Middle English literature: The Thirteenth Century

The Thirteenth Century

Middle English prose of the 13th cent. continued in the tradition of Anglo-Saxon prose—homiletic, didactic, and directed toward ordinary people rather than polite society. The “Katherine Group” (c.1200), comprising three saints' lives, is typical. The Ancren Riwle (c.1200) is a manual for prospective anchoresses; it was very popular, and it greatly influenced the prose of the 13th and 14th cent. The fact that there was no French prose tradition was very important to the preservation of the English prose tradition.

In the 13th cent. the romance, an important continental narrative verse form, was introduced in England. It drew from three rich sources of character and adventure: the legends of Charlemagne, the legends of ancient Greece and Rome, and the British legends of King Arthur and the Knights of the Round Table. Layamon's Brut, a late 13th-century metrical romance (a translation from the French), marks the first appearance of Arthurian matter in English (see Arthurian legend). Original English romances based upon indigenous material include King Horn and Havelok the Dane, both 13th-century works that retain elements of the Anglo-Saxon heroic tradition.

However, French romances, notably the Arthurian romances of Chrétien de Troyes, were far more influential than their English counterparts. In England French romances popularized ideas of adventure and heroism quite contrary to those of Anglo-Saxon heroic literature and were representative of wholly different values and tastes. Ideals of courtly love, together with its elaborate manners and rituals, replaced those of the heroic code; adventure and feats of courage were pursued for the sake of the knight's lady rather than for the sake of the hero's honor or the glory of his tribal king.

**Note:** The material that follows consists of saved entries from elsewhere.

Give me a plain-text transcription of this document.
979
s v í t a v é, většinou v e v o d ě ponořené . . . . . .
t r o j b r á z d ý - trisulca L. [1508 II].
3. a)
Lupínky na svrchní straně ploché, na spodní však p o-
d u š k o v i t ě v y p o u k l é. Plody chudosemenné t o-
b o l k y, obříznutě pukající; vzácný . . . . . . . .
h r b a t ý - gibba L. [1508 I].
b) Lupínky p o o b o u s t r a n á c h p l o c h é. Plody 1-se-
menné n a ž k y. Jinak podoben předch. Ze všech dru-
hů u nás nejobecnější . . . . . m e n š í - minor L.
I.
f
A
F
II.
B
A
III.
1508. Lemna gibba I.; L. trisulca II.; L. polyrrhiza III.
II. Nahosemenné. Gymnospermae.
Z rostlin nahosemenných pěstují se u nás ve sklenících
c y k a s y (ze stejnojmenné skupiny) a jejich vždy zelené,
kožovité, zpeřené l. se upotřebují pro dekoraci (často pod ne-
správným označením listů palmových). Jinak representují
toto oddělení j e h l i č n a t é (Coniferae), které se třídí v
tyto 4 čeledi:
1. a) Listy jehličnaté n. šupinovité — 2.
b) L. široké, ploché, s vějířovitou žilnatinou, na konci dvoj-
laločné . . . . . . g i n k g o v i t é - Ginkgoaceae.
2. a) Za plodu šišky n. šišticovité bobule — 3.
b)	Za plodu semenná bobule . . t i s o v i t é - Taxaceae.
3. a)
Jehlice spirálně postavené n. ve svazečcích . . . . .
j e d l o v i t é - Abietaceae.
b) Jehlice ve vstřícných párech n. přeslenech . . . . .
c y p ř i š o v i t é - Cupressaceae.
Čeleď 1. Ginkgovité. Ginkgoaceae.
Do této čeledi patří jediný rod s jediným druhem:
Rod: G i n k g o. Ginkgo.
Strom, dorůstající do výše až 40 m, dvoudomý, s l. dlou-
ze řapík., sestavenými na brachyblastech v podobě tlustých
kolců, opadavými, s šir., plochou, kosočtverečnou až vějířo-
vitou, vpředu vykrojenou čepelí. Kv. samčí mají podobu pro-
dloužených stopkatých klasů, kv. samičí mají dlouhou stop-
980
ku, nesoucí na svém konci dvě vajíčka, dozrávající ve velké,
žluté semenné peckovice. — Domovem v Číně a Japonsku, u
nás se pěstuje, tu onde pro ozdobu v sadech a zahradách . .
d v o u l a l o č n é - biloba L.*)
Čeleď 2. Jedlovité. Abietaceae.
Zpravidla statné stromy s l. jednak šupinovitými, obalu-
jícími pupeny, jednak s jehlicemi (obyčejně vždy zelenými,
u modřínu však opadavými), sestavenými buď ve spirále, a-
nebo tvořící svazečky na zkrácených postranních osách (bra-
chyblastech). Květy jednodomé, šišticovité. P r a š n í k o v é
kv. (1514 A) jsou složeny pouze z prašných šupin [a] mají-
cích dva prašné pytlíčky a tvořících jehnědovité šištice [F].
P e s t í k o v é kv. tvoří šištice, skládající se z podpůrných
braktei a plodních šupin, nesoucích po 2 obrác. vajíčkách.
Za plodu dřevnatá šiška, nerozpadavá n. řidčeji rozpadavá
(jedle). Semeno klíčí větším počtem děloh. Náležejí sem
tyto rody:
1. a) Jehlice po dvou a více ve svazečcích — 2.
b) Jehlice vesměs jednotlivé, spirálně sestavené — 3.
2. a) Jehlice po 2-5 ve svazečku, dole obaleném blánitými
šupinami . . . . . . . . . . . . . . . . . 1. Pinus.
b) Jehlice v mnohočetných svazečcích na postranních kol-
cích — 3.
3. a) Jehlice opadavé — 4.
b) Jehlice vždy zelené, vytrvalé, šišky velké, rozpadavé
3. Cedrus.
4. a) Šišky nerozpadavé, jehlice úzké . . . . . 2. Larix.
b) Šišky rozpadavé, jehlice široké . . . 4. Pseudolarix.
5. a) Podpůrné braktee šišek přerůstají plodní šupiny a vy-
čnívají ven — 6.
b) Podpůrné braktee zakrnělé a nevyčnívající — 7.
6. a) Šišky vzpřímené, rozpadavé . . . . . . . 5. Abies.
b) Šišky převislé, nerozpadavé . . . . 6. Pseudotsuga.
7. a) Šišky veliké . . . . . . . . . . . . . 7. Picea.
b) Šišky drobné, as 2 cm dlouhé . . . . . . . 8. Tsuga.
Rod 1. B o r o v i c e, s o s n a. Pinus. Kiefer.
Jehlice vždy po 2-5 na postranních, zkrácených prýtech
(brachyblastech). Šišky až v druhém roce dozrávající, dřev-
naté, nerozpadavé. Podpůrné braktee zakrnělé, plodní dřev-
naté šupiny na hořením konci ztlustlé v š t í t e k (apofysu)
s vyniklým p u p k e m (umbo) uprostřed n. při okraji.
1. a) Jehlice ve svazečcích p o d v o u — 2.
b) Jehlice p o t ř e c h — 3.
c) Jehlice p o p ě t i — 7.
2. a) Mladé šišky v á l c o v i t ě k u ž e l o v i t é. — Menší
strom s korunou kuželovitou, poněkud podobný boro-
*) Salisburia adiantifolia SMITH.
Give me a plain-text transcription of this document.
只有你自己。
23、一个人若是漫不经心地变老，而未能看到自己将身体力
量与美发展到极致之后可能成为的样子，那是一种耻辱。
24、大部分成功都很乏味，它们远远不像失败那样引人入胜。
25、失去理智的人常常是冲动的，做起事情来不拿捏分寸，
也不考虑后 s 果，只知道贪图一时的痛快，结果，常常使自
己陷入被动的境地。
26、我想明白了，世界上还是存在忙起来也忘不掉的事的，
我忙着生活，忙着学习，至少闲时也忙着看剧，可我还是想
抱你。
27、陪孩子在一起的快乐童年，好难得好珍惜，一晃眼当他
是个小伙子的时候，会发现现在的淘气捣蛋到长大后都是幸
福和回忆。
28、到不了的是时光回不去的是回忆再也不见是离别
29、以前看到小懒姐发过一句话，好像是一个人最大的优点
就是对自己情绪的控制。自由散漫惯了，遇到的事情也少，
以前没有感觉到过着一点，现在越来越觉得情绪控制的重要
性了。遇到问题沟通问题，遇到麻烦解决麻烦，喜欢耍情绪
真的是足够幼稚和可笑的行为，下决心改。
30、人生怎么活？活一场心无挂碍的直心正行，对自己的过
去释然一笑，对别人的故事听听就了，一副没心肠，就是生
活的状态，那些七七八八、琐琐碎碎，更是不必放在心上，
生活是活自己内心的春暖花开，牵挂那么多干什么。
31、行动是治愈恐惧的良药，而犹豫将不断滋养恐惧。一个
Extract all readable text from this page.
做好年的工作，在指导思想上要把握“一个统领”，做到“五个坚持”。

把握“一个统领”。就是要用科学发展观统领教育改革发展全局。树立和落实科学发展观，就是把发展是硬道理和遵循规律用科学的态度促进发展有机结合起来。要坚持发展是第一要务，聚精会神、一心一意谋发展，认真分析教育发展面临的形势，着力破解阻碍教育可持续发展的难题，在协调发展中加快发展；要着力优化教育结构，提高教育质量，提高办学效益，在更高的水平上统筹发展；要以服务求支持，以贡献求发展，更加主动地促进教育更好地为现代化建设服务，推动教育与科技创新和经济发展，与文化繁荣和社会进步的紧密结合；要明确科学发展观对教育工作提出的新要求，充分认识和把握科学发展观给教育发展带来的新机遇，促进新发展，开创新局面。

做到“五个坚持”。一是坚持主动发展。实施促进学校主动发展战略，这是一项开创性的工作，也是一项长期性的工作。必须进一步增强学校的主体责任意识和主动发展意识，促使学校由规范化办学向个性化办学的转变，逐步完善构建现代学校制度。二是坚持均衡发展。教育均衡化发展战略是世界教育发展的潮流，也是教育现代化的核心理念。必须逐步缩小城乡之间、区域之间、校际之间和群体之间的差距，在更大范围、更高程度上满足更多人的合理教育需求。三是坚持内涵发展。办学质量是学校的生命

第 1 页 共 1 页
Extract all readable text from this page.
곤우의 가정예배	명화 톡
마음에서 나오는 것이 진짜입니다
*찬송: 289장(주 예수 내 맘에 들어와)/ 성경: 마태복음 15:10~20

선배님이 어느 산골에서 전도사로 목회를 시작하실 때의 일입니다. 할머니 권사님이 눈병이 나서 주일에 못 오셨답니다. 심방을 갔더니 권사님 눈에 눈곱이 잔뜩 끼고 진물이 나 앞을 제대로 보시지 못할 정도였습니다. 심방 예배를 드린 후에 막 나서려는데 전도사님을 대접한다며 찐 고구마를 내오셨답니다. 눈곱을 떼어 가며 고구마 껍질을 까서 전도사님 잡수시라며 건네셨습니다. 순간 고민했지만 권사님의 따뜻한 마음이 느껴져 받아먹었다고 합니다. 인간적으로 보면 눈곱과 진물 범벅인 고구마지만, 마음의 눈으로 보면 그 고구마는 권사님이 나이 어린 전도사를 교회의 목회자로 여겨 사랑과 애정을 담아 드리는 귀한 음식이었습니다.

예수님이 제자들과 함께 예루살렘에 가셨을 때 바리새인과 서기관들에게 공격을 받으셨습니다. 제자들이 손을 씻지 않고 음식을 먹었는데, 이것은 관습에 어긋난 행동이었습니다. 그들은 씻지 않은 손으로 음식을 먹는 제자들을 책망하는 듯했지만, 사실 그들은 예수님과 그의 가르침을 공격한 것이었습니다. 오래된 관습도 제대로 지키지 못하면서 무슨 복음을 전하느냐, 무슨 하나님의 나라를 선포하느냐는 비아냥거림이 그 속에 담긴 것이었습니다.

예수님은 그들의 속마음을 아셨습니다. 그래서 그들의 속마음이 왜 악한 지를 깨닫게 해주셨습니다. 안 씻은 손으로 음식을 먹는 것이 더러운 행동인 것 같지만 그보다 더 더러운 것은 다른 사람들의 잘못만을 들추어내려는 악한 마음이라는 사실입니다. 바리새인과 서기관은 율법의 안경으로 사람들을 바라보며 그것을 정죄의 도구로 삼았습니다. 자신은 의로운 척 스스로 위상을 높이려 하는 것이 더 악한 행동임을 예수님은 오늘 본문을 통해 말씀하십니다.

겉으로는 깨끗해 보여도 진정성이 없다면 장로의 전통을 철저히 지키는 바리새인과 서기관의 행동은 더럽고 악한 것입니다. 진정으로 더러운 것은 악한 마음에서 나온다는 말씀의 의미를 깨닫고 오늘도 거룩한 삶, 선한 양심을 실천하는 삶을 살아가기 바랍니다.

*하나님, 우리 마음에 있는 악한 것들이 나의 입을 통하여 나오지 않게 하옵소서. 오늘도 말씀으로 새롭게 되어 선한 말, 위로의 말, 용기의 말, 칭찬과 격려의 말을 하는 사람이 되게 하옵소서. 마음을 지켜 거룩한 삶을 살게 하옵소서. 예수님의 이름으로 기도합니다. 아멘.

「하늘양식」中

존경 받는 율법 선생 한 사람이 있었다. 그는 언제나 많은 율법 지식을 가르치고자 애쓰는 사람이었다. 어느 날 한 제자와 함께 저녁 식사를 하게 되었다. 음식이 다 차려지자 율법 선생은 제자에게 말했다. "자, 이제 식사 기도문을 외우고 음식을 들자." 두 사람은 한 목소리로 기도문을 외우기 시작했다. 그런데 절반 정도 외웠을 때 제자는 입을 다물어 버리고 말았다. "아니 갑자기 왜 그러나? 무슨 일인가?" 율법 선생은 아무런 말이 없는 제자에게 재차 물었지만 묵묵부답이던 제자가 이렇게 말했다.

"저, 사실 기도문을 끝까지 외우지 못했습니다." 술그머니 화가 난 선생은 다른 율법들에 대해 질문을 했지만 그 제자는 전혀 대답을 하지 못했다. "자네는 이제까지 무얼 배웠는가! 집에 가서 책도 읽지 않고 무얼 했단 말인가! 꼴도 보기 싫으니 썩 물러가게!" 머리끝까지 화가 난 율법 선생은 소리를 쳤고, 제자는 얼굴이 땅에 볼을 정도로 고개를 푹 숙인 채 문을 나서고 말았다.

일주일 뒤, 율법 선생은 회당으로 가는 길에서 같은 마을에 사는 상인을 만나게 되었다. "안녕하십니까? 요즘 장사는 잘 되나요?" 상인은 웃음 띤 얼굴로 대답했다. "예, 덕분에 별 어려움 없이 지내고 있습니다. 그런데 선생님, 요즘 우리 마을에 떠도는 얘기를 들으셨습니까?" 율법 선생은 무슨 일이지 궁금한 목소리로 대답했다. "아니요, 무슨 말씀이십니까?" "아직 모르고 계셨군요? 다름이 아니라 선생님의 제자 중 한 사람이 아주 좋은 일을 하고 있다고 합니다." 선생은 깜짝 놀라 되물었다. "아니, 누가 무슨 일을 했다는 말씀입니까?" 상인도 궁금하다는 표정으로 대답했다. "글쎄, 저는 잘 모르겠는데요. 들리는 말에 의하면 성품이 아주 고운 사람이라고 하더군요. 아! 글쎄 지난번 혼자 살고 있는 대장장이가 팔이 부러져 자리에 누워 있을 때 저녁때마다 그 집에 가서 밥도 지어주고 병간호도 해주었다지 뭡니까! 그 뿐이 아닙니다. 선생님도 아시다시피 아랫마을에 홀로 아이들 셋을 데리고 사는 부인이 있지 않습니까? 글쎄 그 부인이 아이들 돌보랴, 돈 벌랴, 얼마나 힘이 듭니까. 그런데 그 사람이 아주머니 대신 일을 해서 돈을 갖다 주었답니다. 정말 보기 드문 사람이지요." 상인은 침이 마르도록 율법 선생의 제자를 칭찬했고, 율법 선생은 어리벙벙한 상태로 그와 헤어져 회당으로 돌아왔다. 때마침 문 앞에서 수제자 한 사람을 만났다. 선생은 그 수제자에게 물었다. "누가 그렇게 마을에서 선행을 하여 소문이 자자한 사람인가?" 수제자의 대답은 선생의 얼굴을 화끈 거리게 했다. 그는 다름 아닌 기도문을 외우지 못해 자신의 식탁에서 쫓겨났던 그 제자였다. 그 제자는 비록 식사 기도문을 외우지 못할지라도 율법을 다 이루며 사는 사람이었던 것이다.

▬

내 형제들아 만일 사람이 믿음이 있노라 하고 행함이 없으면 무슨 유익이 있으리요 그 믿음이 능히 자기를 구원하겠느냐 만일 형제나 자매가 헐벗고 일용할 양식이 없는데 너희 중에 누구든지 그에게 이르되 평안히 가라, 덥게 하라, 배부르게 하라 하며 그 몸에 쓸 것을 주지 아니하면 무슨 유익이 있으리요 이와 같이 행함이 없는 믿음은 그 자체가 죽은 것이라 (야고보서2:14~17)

Continental verse forms based on metrics and rhyme replaced the Anglo-Saxon alliterative line in Middle English poetry (with the important exception of the 14th-century alliterative revival). Many French literary forms also became popular, among them the fabliau; the exemplum, or moral tale; the animal fable; and the dream vision. The continental allegorical tradition, which derived from classical literature, is exemplified by the Roman de la Rose, which had a strong impact on English literature.

Medieval works of literature often center on a popular rhetorical figure, such as the ubi sunt, which remarks on the inevitability—and sadness—of change, loss, and death; and the cursor mundi, which harps on the vanity of human grandeur. A 15,000-line 13th-century English poem, the Cursor Mundi, retells human history (i.e., the medieval version—biblical plus classical story) from the point of view its title implies.

A number of 13th-century secular and religious Middle English lyrics are extant, including the exuberant Sumer Is Icumen In, but like Middle English literature in general, the lyric reached its fullest flower during the second half of the 14th cent. Lyrics continued popular in the 15th cent., from which time the ballad also dates.